Neuf ans de procédure, de combats, d’incertitudes, d’expertises à répétition. Aidé par Marine Martin mais aussi Charles Joseph-Oudin, avocat spécialiste de ces dossiers, il a fallu tenir dans la durée. Sanofi ne reconnaît rien. Fait la sourde oreille. Comme dans l’affaire du Médiator, c’est toujours un même argument qui est mis en avant, à savoir que le labo a suivi toutes les recommandations sanitaires. Rien de plus, rien de moins. En 2015, l’inspection générale des affaires sociales ( IGAS) pointe dans un rapport la timidité des autorités sanitaires et leur manque de réactions, mais aussi le manque de réactivité de Sanofi. Les données pharmacologiques se sont accumulées : non seulement la Dépakine a des conséquences physiques sur le fœtus, mais pire, le médicament peut provoquer des atteintes neurologiques gravissimes qui se révèlent progressive- ment et sont donc difficiles à appréhender. Les chiffres globaux sont impressionnants, il s’agit de l’une des plus grandes catastrophes médicamenteuses de ces cinquante dernières années. Près de 5 000 enfants ont été victimes de malformations et 16600 et 30 400 enfants pourraient avoir été atteints de troubles mentaux et du comportement, selon les derniers chiffres de l’assurance maladie.

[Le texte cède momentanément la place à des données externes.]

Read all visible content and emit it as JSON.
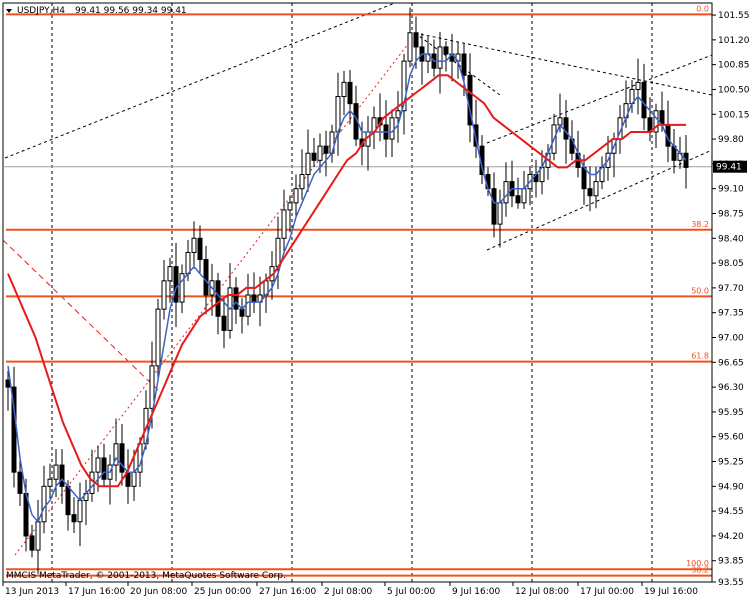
{
  "header": {
    "symbol": "USDJPY,H4",
    "ohlc": "99.41 99.56 99.34 99.41"
  },
  "footer": {
    "copyright": "MMCIS MetaTrader, © 2001-2013, MetaQuotes Software Corp."
  },
  "colors": {
    "background": "#ffffff",
    "candle": "#000000",
    "fib_line": "#f0501e",
    "fast_ma": "#3c64c8",
    "slow_ma": "#e81a1a",
    "grid": "#000000",
    "channel": "#000000",
    "trend_red": "#e81a1a",
    "price_tag_bg": "#000000",
    "price_tag_text": "#ffffff"
  },
  "chart_data": {
    "type": "candlestick",
    "title": "USDJPY,H4",
    "ylim": [
      93.55,
      101.72
    ],
    "y_ticks": [
      "101.55",
      "101.20",
      "100.85",
      "100.50",
      "100.15",
      "99.80",
      "99.45",
      "99.10",
      "98.75",
      "98.40",
      "98.05",
      "97.70",
      "97.35",
      "97.00",
      "96.65",
      "96.30",
      "95.95",
      "95.60",
      "95.25",
      "94.90",
      "94.55",
      "94.20",
      "93.85",
      "93.55"
    ],
    "x_labels": [
      "13 Jun 2013",
      "17 Jun 16:00",
      "20 Jun 08:00",
      "25 Jun 00:00",
      "27 Jun 16:00",
      "2 Jul 08:00",
      "5 Jul 00:00",
      "9 Jul 16:00",
      "12 Jul 08:00",
      "17 Jul 00:00",
      "19 Jul 16:00"
    ],
    "current_price": "99.41",
    "fib_levels": [
      {
        "label": "0.0",
        "price": 101.56
      },
      {
        "label": "38.2",
        "price": 98.52
      },
      {
        "label": "50.0",
        "price": 97.58
      },
      {
        "label": "61.8",
        "price": 96.66
      },
      {
        "label": "100.0",
        "price": 93.73
      },
      {
        "label": "38.2",
        "price": 93.64
      }
    ],
    "series": [
      {
        "name": "close",
        "values": [
          96.3,
          95.1,
          94.8,
          94.2,
          94.0,
          94.4,
          94.9,
          95.0,
          95.2,
          94.9,
          94.5,
          94.4,
          94.7,
          94.8,
          95.1,
          95.3,
          95.0,
          95.2,
          95.5,
          95.1,
          94.9,
          95.1,
          95.5,
          96.0,
          96.6,
          97.4,
          97.8,
          98.0,
          97.5,
          97.9,
          98.2,
          98.4,
          98.1,
          97.6,
          97.8,
          97.3,
          97.1,
          97.7,
          97.4,
          97.3,
          97.6,
          97.5,
          97.6,
          97.8,
          98.0,
          98.4,
          98.8,
          98.9,
          99.1,
          99.3,
          99.6,
          99.5,
          99.7,
          99.6,
          99.9,
          100.4,
          100.6,
          100.3,
          99.8,
          99.7,
          99.9,
          100.1,
          100.0,
          99.8,
          100.1,
          100.2,
          100.9,
          101.3,
          101.1,
          100.9,
          101.0,
          100.8,
          101.1,
          101.0,
          100.9,
          101.0,
          100.7,
          100.0,
          99.7,
          99.3,
          99.1,
          98.6,
          98.9,
          99.2,
          99.0,
          98.9,
          99.1,
          99.3,
          99.2,
          99.4,
          99.6,
          100.0,
          100.1,
          99.8,
          99.6,
          99.4,
          99.1,
          99.0,
          99.2,
          99.4,
          99.6,
          99.8,
          100.1,
          100.3,
          100.5,
          100.6,
          100.1,
          99.9,
          100.2,
          100.0,
          99.7,
          99.5,
          99.6,
          99.4
        ]
      },
      {
        "name": "fast_ma",
        "values": [
          96.6,
          96.0,
          95.3,
          94.8,
          94.5,
          94.4,
          94.6,
          94.7,
          94.9,
          95.0,
          94.9,
          94.8,
          94.7,
          94.8,
          94.9,
          95.0,
          95.1,
          95.1,
          95.3,
          95.2,
          95.1,
          95.1,
          95.2,
          95.5,
          95.9,
          96.4,
          96.9,
          97.4,
          97.7,
          97.8,
          97.9,
          98.0,
          97.9,
          97.8,
          97.7,
          97.6,
          97.5,
          97.4,
          97.5,
          97.4,
          97.5,
          97.5,
          97.5,
          97.6,
          97.7,
          97.9,
          98.2,
          98.4,
          98.7,
          98.9,
          99.1,
          99.3,
          99.4,
          99.5,
          99.6,
          99.9,
          100.1,
          100.2,
          100.1,
          99.9,
          99.9,
          99.9,
          99.9,
          99.9,
          99.9,
          100.0,
          100.3,
          100.7,
          100.9,
          101.0,
          101.0,
          100.9,
          100.9,
          100.9,
          101.0,
          100.9,
          100.6,
          100.2,
          99.8,
          99.4,
          99.1,
          98.9,
          98.9,
          99.0,
          99.1,
          99.1,
          99.1,
          99.2,
          99.3,
          99.4,
          99.6,
          99.8,
          100.0,
          99.9,
          99.8,
          99.6,
          99.4,
          99.3,
          99.3,
          99.4,
          99.5,
          99.7,
          99.9,
          100.1,
          100.3,
          100.4,
          100.3,
          100.2,
          100.1,
          100.0,
          99.8,
          99.7,
          99.6,
          99.5
        ]
      },
      {
        "name": "slow_ma",
        "values": [
          97.9,
          97.6,
          97.3,
          97.0,
          96.6,
          96.2,
          95.8,
          95.5,
          95.2,
          95.0,
          94.9,
          94.9,
          94.9,
          95.1,
          95.4,
          95.7,
          96.0,
          96.3,
          96.6,
          96.9,
          97.1,
          97.3,
          97.4,
          97.5,
          97.6,
          97.6,
          97.7,
          97.7,
          97.8,
          97.9,
          98.1,
          98.3,
          98.5,
          98.7,
          98.9,
          99.1,
          99.3,
          99.5,
          99.6,
          99.8,
          99.9,
          100.1,
          100.2,
          100.3,
          100.4,
          100.5,
          100.6,
          100.7,
          100.7,
          100.6,
          100.5,
          100.4,
          100.3,
          100.1,
          100.0,
          99.9,
          99.8,
          99.7,
          99.6,
          99.5,
          99.4,
          99.4,
          99.5,
          99.5,
          99.6,
          99.7,
          99.8,
          99.8,
          99.9,
          99.9,
          99.9,
          100.0,
          100.0,
          100.0,
          100.0
        ]
      }
    ]
  }
}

Juliette en fait partie. Elle est atteinte de déficiences intellectuelles, de troubles neurocomportementaux, et de malformations physiques. C’est beaucoup. Juliette n’est pas du tout autonome. Juliette est lourdement handicapée.

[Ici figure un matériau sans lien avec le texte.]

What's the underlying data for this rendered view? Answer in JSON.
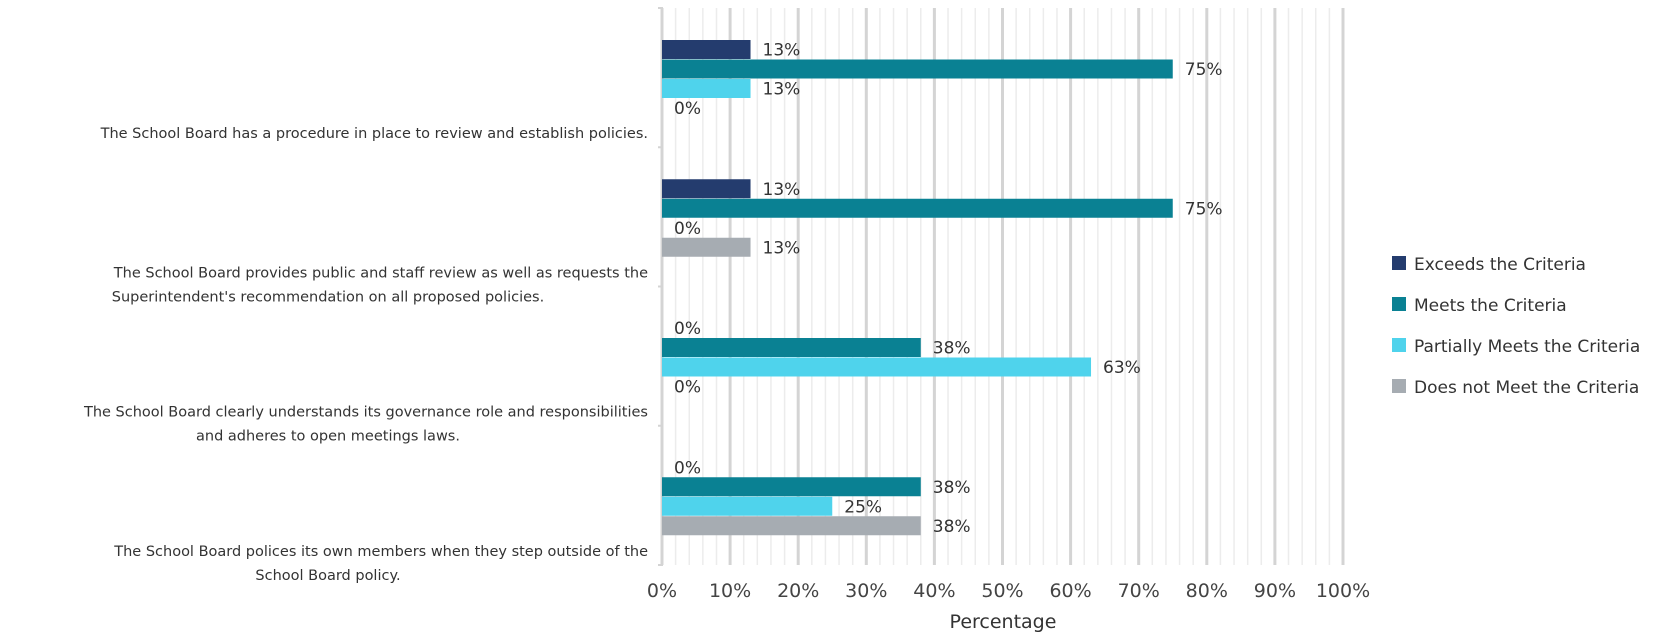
{
  "chart_data": {
    "type": "bar",
    "orientation": "horizontal",
    "categories": [
      [
        "The School Board has a procedure in place to review and establish policies."
      ],
      [
        "The School Board provides public and staff review as well as requests the",
        "Superintendent's recommendation on all proposed policies."
      ],
      [
        "The School Board clearly understands its governance role and responsibilities",
        "and adheres to open meetings laws."
      ],
      [
        "The School Board polices its own members when they step outside of the",
        "School Board policy."
      ]
    ],
    "series": [
      {
        "name": "Exceeds the Criteria",
        "color": "#243c6e",
        "values": [
          13,
          13,
          0,
          0
        ],
        "labels": [
          "13%",
          "13%",
          "0%",
          "0%"
        ]
      },
      {
        "name": "Meets the Criteria",
        "color": "#0a8193",
        "values": [
          75,
          75,
          38,
          38
        ],
        "labels": [
          "75%",
          "75%",
          "38%",
          "38%"
        ]
      },
      {
        "name": "Partially Meets the Criteria",
        "color": "#4fd3ec",
        "values": [
          13,
          0,
          63,
          25
        ],
        "labels": [
          "13%",
          "0%",
          "63%",
          "25%"
        ]
      },
      {
        "name": "Does not Meet the Criteria",
        "color": "#a6acb2",
        "values": [
          0,
          13,
          0,
          38
        ],
        "labels": [
          "0%",
          "13%",
          "0%",
          "38%"
        ]
      }
    ],
    "xlim": [
      0,
      100
    ],
    "xticks": [
      0,
      10,
      20,
      30,
      40,
      50,
      60,
      70,
      80,
      90,
      100
    ],
    "xtick_labels": [
      "0%",
      "10%",
      "20%",
      "30%",
      "40%",
      "50%",
      "60%",
      "70%",
      "80%",
      "90%",
      "100%"
    ],
    "xlabel": "Percentage",
    "ylabel": "",
    "title": "",
    "grid": true,
    "legend_position": "right"
  }
}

Et pour le tribunal de Nanterre, il y a un responsable. « Le caractère défectueux de la Dépakine à la date de la grossesse a été retenu au regard de l’information insuffisante dans la notice », ont conclu les juges. Si en janvier, le même tribunal avait validé une action de groupe de plusieurs centaines de patients, c’est la première fois qu’une juridiction était saisie de la responsabilité du laboratoire dans un dossier individuel. Le jugement fixe un cadre. Il « retient que, dès 2003, le laboratoire a reconnu lui-même avoir eu connaissance des risques, en particulier neuro-développementaux ». Le jugement, que Sanofi a l’intention de contester en appel, estime que les publications scientifiques sur les effets secondaires « constituaient un signal suffisant pour solliciter auprès de l’ANSM [agence sanitaire de sécurité des médicaments] une modification de l’AMM», l’autorisation de mise sur le marché. Bref, la responsabilité est claire. «C’est la première fois qu’un tribunal retient que les troubles autistiques étaient connus du laboratoire, au moins en 2005, et qu’en conséquence il avait le devoir d’informer la famille dans la no- tice», insiste l’avocat des parents de Juliette, Charles Joseph-Oudin.

«La timidité des pouvoirs publics»

 

Au tribunal de Nanterre, ce n’est que le premier dossier d’une longue série ? plus de 20 dossiers ont été déposés. Et donc parallèlement, une action de groupe a été validée par le même tribunal. Que va-t-il dès lors se passer ?? Alors que tous les signaux sont alignés pour pointer, entre autres, la responsabilité de Sanofi, le laboratoire ne semble pas vouloir changer de stratégie. Il fait la sourde oreille. Refuse toute responsabilité, et au passage ne veut pas participer à une quelconque indemnisation. A l’Office national d’indemnisation des accidents médicaux (Oniam), plus de 800 demandes ont été déposées. C’est l’Office qui va payer les indemnisations aux victimes. L’Oniam peut ensuite se retourner contre Sanofi, mais bizarrement, cela traîne. Comme si les pouvoirs publics ne voulaient pas brusquer l’industriel. «On est ahuri par le refus de Sanofi de reconnaître sa responsabilité, mais on est aussi ahuri par la timidité des pouvoirs publics», nous dit Charles Joseph-Oudin.

Juliette, elle, continue sa petite vie. Elle ne s’est rendu compte de rien, aux dires de ses parents. Son père insiste ? «Le plus important, c’est qu’elle puisse vivre décemment.»